De ne pas oublier que près des deux tiers des migraineux ne sont pas conscients de l’être, incapables de mettre un nom sur la gêne latente qui, par intermittence, leur parasite la vie d’une façon, comment dire, sourdement indéterminée.
De ne pas oublier que ma première dissertation de philosophie en hypokhâgne, censée commenter le fameux adage «Qui ne dit mot consent», me valut des pages entières biffées d’un trait rouge et ce jugement professoral dans la marge : logomachie, mot encore étranger à mon vocabulaire dont j’allais porter fièrement l’opprobre jusqu’à la fin de l’année.
De ne pas oublier ce bal du 14 juillet, dans la cour d’une caserne de pompiers où, essuyant des regards tantôt compatissants tantôt excédés, je m’étais frayé un passage sur la piste de danse avec une canne de jeune handicapé nanti d’une patte folle, imposture de mauvais goût visant à séduire Géraldine, à moins que ce ne soit elle qui, contre la promesse d’un baiser, m’ait mis au défi de contrefaire ainsi le boiteux en public.
De ne pas oublier que mon père avait pour chaque bouquet d’herbe folle, la moindre fleur des champs ou tel arbuste poussant au bord d’une décharge publique le don de baptiser ladite plante de trois manières différentes – d’après son nom d’usage vulgaire, d’après son appellation savante horticole et enfin d’après sa racine en langue morte latine –, ce qui rallongeait d’autant l’heure d’en finir avec ces interminables promenades champêtres.
De ne pas oublier que, invité par un adepte de la Scientologie à évaluer l’état de ma psyché, j’avais accepté de le suivre dans une spacieuse boutique du quartier Latin, puis de cocher OUI ou NON aux dizaines de questions d’un QCM standard, avant d’enserrer les poignées d’un galvanomètre pour évaluer mon stress, anormalement élevé sur l’écran de contrôle, le moment ou jamais d’arrêter mon reportage en milieu sectaire, à moins que, histoire de valider son diagnostic, je préfère jouer le jeu au-delà de ses espérances, en m’effondrant par terre, bave aux lèvres, sans connaissance.

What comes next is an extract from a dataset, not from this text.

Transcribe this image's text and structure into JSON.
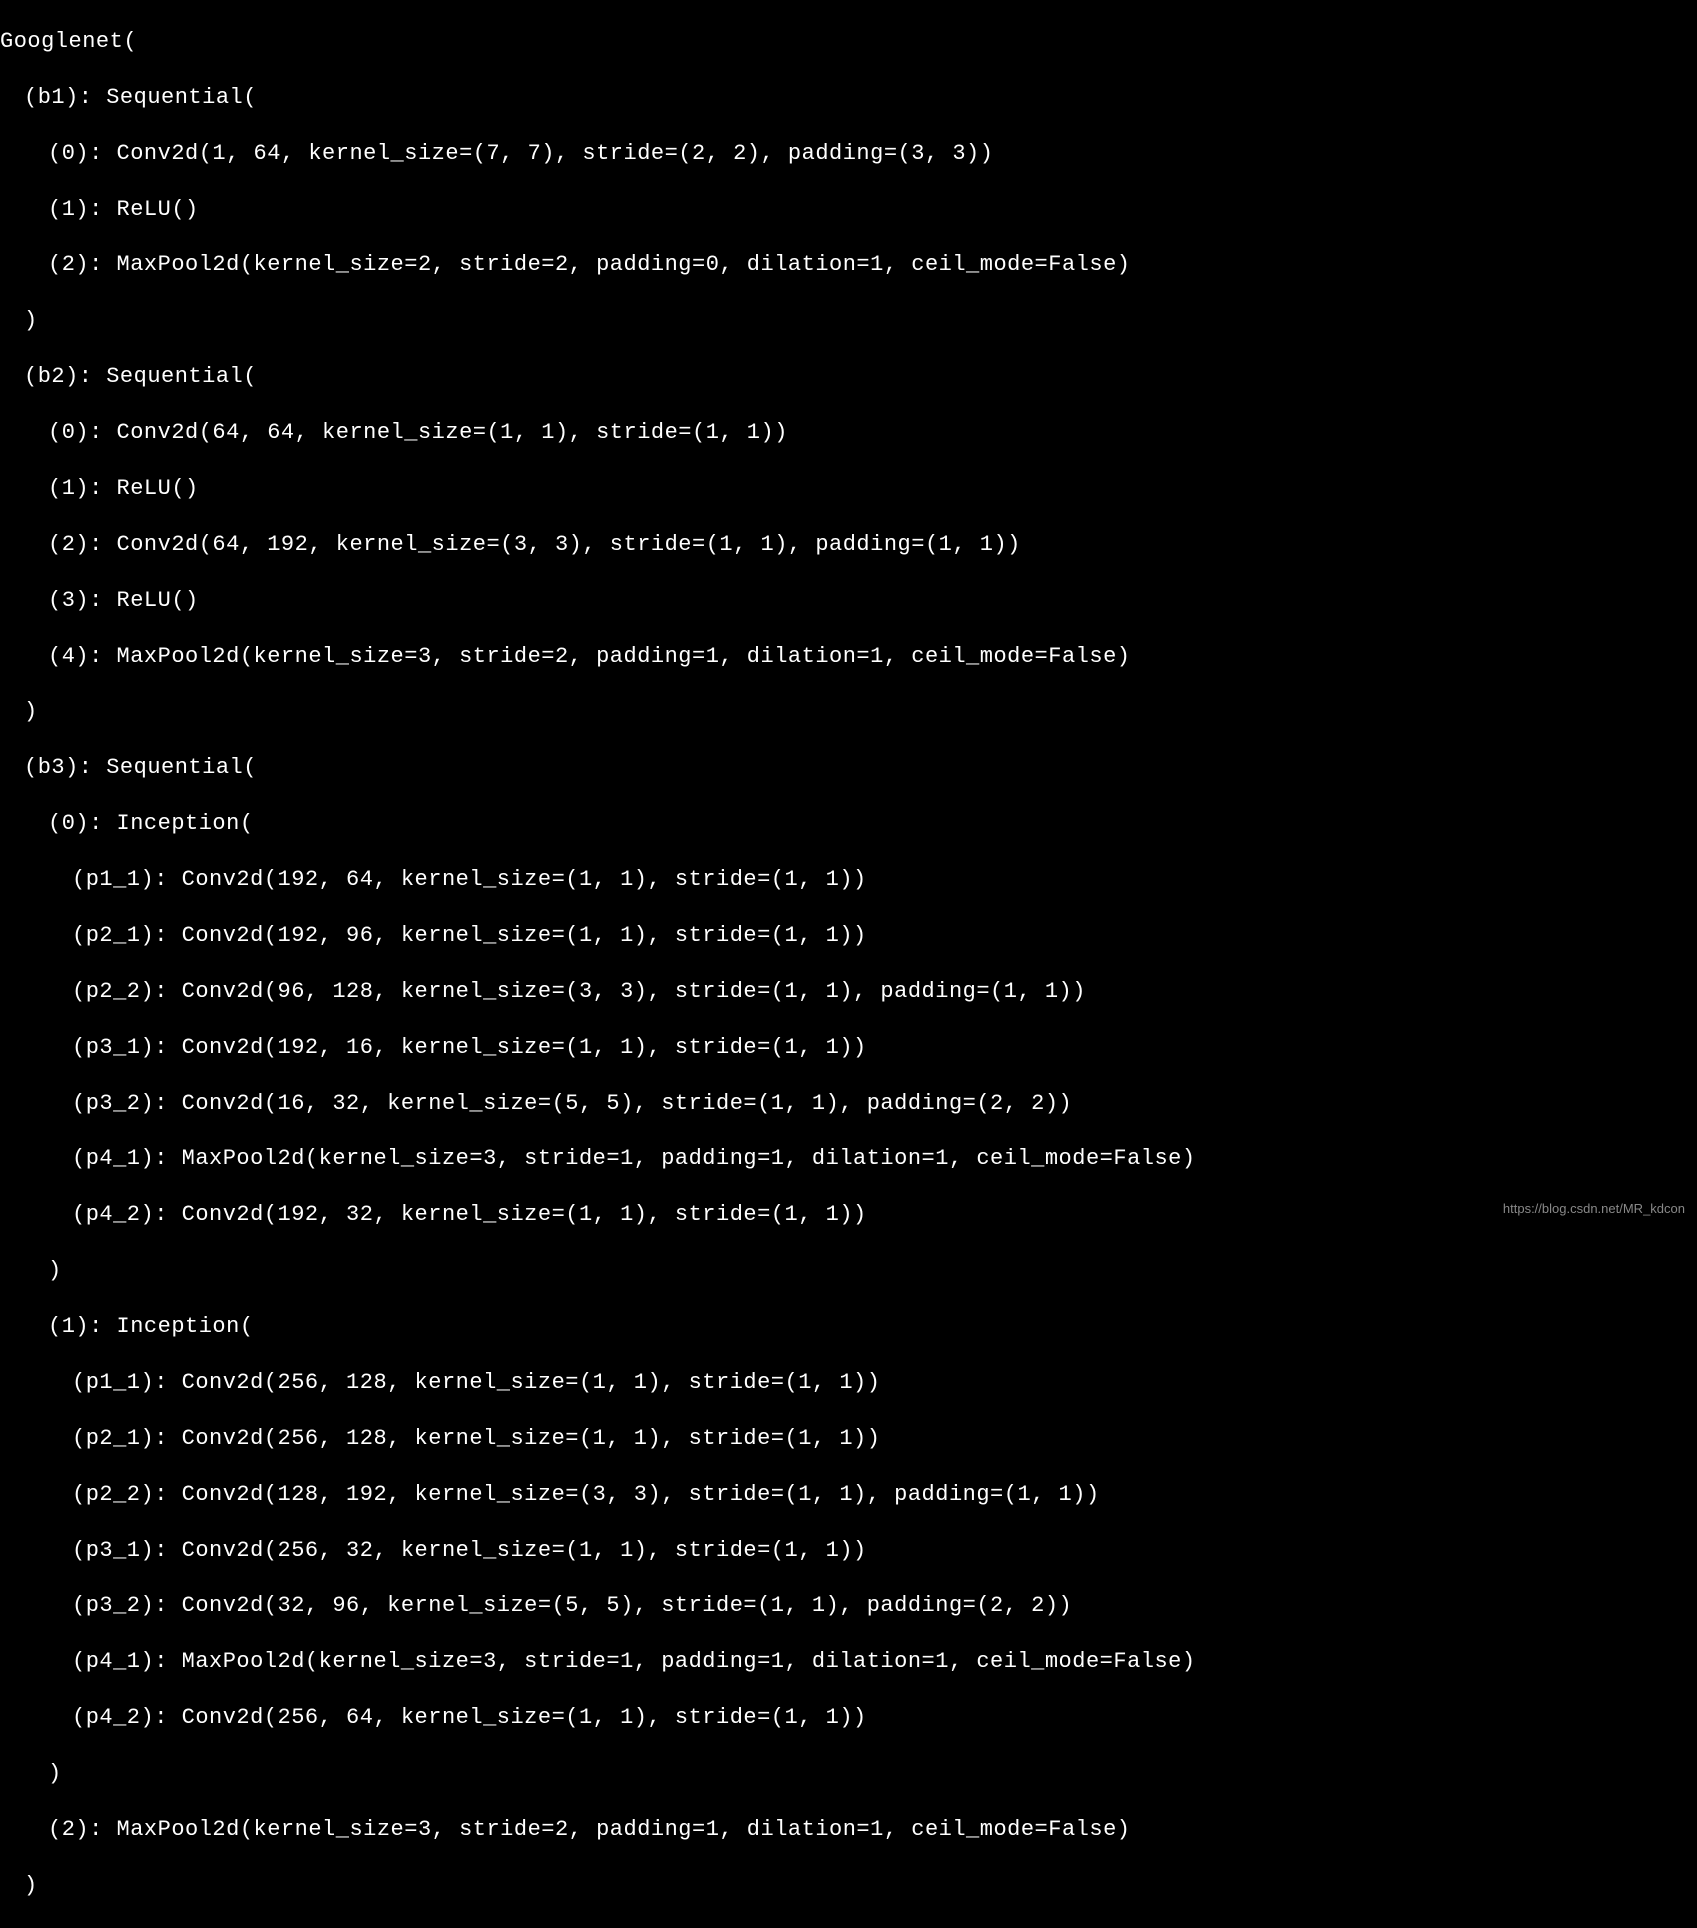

De ne pas oublier que l’examinatrice de mon oral du bac français, recroisée deux ans plus tard, allait me soumettre à un autre genre d’épreuve dans l’intimité de sa chambre à coucher : lui lire à voix haute les premières pages de Ma Mère de Georges Bataille avant de passer aux travaux pratiques sous son intimidante autorité.
De ne pas oublier que la voisine de ma grand-mère, institutrice en arrêt maladie perpétuelle, qui, sans doute pour se rajeunir, teintait régulièrement ses cheveux à l’henné avant d’aller faire sa sieste, se réveillait avec des airs de sorcière safranée et un motif supplémentaire de fuir la compagnie de ces « sales gosses tout juste bons à vous empoisonner l’existence ».
De ne pas oublier que Tonio, le plus indolent de mes camarades de lycée, un grand brun avec des chaussettes dépareillées, se plaisait à consigner par écrit ses rêves érotiques, journal d’intimité nocturne qui, confondu avec d’autres cahiers traînant sur sa table, fit le tour de la classe, nourrissant nos pires sarcasmes puis, au fil des pages, un zeste de jalouse admiration.